= Building Adjudication Victoria Inc =

Not-for-profit organisation, Victoria, Australia

Building Adjudication Victoria Inc, is a not-for-profit organisation authorised by the Building Commission of Victoria, Australia, as a Nominating Authority under the Building and Construction Industry Security of Payment Act 2002.

Building Adjudication Victoria Inc is authorised by the Building Commission as a Nominating Authority for adjudicators and provides an independent panel of lawyers with experience and expertise in construction law to act as adjudicators in the resolution of disputes under the Building and Construction Industry Security of Payment Act 2002.

==Adjudication==
Adjudication is a relatively new process introduced by the Victorian State Government to allow for the rapid determination of progress claims under building contracts or subcontracts and contracts for the supply of goods or services in the building industry. This process was designed to ensure cash flow to businesses in the building industry, without parties get tied up in lengthy and expensive litigation or arbitration. In addition to quick payment, the scheme also allows for the security of payment to be provided in lieu.

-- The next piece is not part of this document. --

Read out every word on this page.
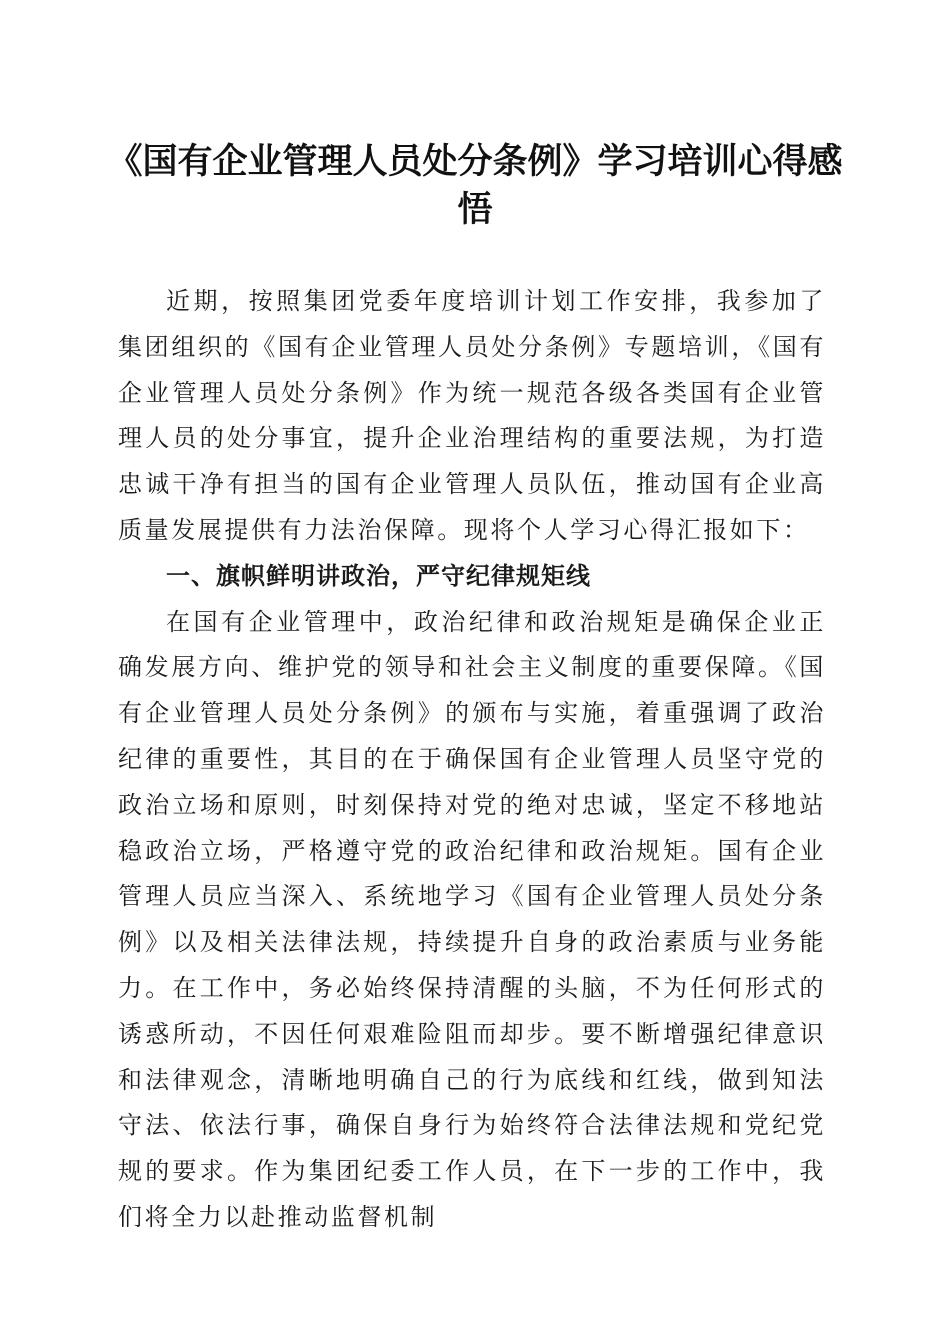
《国有企业管理人员处分条例》学习培训心得感悟

近期，按照集团党委年度培训计划工作安排，我参加了集团组织的《国有企业管理人员处分条例》专题培训，《国有企业管理人员处分条例》作为统一规范各级各类国有企业管理人员的处分事宜，提升企业治理结构的重要法规，为打造忠诚干净有担当的国有企业管理人员队伍，推动国有企业高质量发展提供有力法治保障。现将个人学习心得汇报如下：

一、旗帜鲜明讲政治，严守纪律规矩线

在国有企业管理中，政治纪律和政治规矩是确保企业正确发展方向、维护党的领导和社会主义制度的重要保障。《国有企业管理人员处分条例》的颁布与实施，着重强调了政治纪律的重要性，其目的在于确保国有企业管理人员坚守党的政治立场和原则，时刻保持对党的绝对忠诚，坚定不移地站稳政治立场，严格遵守党的政治纪律和政治规矩。国有企业管理人员应当深入、系统地学习《国有企业管理人员处分条例》以及相关法律法规，持续提升自身的政治素质与业务能力。在工作中，务必始终保持清醒的头脑，不为任何形式的诱惑所动，不因任何艰难险阻而却步。要不断增强纪律意识和法律观念，清晰地明确自己的行为底线和红线，做到知法守法、依法行事，确保自身行为始终符合法律法规和党纪党规的要求。作为集团纪委工作人员，在下一步的工作中，我们将全力以赴推动监督机制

Adjudication is much quicker than litigation in a Court (an adjudicator’s determination must be made within 10 days of receipt of the application) and less expensive. An adjudicator’s determination is binding on the parties and can be recovered as a debt owing in a Court. The Building and Construction Industry Security of Payment Act 2002 is currently being reviewed by the State Government for reforms which may widen the scope of the Act within the building industry in Victoria.